⏱️ The Essentials in 3 Minutes |
🧠 Understand the Value of User Feedback
Feedback is not just a satisfaction indicator: it is an organizational learning signal. When a learner flags an incorrect or incomplete response, they are revealing a gap in your knowledge base or an ambiguity in your documents.
By reviewing these returns regularly, you transform your collaborators' day-to-day experience into a driver of training quality improvement. It is a concrete lever for aligning your knowledge base with your teams' actual needs - not what you assume they need.

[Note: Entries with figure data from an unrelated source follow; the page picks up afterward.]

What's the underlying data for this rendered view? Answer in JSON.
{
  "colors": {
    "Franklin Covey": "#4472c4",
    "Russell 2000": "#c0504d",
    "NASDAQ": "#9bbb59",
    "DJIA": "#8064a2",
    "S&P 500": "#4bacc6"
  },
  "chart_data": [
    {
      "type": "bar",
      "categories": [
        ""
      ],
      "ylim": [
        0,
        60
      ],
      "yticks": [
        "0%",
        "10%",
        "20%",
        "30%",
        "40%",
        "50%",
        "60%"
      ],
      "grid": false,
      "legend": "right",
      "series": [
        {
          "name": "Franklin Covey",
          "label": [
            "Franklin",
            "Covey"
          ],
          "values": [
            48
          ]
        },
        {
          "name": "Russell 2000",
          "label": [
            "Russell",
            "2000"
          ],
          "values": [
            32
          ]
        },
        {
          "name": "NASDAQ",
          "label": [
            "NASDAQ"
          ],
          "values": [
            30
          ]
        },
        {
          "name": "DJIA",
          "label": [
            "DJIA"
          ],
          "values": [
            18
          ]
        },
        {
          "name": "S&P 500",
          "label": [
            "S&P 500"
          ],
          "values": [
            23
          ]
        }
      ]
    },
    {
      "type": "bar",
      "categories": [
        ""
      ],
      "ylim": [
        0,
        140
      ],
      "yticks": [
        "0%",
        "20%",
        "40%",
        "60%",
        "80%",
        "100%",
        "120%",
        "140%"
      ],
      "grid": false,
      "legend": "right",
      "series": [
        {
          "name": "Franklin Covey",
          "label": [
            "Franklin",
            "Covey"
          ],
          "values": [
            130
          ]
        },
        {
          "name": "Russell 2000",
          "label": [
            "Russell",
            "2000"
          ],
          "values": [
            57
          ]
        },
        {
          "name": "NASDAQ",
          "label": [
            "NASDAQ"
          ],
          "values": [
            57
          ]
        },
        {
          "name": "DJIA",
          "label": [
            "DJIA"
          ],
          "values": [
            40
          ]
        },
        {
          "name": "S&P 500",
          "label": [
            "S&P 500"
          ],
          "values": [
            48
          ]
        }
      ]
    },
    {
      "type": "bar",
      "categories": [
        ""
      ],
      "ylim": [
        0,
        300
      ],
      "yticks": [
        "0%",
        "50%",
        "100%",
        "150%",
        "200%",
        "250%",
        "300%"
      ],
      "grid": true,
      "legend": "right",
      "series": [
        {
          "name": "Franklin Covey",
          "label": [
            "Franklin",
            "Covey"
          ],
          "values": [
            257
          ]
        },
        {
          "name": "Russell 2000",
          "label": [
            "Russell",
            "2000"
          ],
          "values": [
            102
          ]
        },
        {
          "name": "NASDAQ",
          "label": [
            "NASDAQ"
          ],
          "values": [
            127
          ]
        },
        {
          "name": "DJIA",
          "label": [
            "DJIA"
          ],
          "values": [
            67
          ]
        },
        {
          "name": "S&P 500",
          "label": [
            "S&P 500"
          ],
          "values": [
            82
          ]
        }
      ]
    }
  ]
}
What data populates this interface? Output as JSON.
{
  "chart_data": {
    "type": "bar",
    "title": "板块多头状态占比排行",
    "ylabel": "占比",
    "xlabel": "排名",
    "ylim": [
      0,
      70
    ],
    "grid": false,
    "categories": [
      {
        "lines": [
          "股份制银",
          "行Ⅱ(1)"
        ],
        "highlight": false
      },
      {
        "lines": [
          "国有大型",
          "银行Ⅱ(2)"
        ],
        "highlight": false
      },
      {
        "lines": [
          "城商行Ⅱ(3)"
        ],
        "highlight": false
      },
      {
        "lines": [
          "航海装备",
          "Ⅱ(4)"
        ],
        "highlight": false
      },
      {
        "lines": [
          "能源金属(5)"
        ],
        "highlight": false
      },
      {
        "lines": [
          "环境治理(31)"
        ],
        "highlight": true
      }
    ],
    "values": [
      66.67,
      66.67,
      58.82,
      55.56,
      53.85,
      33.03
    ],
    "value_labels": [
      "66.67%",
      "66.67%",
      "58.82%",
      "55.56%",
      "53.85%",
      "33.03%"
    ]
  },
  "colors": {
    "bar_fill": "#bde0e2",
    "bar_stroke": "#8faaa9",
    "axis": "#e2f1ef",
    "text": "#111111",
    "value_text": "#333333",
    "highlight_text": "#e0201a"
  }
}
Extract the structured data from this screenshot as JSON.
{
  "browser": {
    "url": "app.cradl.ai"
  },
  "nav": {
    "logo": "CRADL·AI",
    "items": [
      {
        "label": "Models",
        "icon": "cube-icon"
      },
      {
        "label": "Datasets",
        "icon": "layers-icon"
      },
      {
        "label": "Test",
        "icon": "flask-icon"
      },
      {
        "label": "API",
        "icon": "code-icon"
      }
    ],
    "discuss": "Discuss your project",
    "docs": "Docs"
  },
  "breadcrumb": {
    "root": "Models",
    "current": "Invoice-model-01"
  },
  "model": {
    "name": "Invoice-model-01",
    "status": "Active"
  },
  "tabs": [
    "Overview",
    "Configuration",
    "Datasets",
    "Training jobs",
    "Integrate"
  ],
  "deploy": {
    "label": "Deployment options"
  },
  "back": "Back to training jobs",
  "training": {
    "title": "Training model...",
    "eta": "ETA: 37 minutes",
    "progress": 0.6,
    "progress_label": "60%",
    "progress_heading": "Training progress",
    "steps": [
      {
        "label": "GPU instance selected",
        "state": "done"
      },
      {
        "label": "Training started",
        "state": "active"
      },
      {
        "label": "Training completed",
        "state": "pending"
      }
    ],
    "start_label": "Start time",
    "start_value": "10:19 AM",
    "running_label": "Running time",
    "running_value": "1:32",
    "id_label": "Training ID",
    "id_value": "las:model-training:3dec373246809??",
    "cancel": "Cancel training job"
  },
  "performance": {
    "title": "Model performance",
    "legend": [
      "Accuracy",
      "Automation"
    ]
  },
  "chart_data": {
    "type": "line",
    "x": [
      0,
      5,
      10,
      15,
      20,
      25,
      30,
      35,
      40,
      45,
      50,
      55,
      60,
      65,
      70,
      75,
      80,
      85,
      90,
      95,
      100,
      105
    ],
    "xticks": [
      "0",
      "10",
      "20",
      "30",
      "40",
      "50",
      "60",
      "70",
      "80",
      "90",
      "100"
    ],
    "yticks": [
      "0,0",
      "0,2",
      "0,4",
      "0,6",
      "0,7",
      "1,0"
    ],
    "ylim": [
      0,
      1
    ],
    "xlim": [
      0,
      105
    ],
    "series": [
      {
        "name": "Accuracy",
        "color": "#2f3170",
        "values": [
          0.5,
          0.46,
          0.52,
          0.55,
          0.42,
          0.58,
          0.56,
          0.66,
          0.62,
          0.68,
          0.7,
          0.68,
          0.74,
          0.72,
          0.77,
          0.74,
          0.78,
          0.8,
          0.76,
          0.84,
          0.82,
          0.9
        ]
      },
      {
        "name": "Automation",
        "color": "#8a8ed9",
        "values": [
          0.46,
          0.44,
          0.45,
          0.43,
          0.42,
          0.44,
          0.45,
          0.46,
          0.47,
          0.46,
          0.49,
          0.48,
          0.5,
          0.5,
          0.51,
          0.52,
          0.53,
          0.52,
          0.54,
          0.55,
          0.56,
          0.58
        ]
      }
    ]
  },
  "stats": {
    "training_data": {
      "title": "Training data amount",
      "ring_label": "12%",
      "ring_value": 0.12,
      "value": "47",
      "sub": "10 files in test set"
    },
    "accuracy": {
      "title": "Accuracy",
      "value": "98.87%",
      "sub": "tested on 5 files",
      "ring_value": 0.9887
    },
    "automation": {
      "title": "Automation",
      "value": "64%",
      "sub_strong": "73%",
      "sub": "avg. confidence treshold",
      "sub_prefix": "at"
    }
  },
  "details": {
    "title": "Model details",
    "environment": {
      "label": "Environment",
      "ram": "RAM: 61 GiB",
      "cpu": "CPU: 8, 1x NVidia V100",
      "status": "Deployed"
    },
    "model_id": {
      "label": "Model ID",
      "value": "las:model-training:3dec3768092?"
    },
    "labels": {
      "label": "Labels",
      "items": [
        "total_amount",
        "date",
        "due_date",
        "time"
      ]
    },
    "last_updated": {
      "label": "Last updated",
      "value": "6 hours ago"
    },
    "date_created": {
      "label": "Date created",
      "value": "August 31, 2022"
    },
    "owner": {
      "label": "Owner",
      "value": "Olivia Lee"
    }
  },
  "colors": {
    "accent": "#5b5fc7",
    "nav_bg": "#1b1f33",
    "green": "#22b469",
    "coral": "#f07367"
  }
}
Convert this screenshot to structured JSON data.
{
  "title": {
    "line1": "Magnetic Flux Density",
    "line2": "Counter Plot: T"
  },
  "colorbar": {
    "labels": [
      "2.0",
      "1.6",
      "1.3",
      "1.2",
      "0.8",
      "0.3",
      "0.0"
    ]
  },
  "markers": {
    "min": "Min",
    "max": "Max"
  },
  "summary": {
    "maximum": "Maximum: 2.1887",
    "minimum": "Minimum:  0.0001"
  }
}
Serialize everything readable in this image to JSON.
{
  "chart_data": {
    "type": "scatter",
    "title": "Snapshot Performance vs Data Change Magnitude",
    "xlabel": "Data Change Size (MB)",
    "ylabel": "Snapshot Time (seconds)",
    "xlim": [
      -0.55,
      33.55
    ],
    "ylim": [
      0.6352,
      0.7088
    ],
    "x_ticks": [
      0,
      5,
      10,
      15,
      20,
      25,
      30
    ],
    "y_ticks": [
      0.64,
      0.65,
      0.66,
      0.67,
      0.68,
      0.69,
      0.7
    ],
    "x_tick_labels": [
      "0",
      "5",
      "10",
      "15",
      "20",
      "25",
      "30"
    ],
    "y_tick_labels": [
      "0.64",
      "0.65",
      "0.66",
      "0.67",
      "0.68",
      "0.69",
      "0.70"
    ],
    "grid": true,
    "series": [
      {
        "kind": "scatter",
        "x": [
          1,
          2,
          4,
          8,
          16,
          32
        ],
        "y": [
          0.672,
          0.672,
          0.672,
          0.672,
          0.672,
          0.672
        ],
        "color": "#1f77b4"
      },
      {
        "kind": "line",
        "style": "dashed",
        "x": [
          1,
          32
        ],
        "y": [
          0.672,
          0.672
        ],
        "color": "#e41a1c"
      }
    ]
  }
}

💡 Access the Feedback Interface
Feedback is accessible in the Didask AI section > Feedback tab. This interface centralizes all ratings left by your users on AI responses.
For each feedback, you can see:
The precise date and time of the interaction
The rated AI response
The user's reaction (thumbs up or thumbs down)
Categorization tags (e.g. "Too verbose")
Optional comments left by the user
A Details button to access the full conversation context
You can filter feedback by period to analyze how quality evolves over time and identify trends or peaks in dissatisfaction.
🔍 Interpret Negative Feedback
Users can qualify their negative feedback with specific tags.
Content issues:
"Incorrect response": incorrect or outdated information in your knowledge base
"Incomplete response": missing information on the requested topic
"Off-topic": the AI did not understand the question or drifted to another subject
Format issues:
"Too verbose": responses too long, lacking synthesis
"Too brief": responses insufficiently detailed
"Instructions not followed": the AI did not follow the user's specific instructions
By clicking "Details", you access the full conversation context, the response generation time, the sources used by the AI, and the exchange history.
✏️ Act on Your Knowledge Base in Response to Feedback
When facing recurring negative feedback:
Add content on poorly covered topics
Update the outdated information identified
Remove contradictory sources
Reorganize documents for better readability and relevance
🤝 Escalate to the Didask Team If Needed
Feedback is automatically aggregated on the Didask side. The technical team can identify and correct systemic issues. Contact support for recurring problems that cannot be resolved by improving your content.
✨ Optimization Tips
Responsiveness: review feedback weekly to quickly identify issues.
Communication: inform your users of improvements made following their feedback.
Qualitative analysis: beyond volumes, read the comments to understand actual expectations.
Post-correction monitoring: verify that improvements effectively reduce negative feedback on the same topics.
Keywords: feedback, response quality, Didask AI, coach, learning assistant, monitoring, continuous improvement.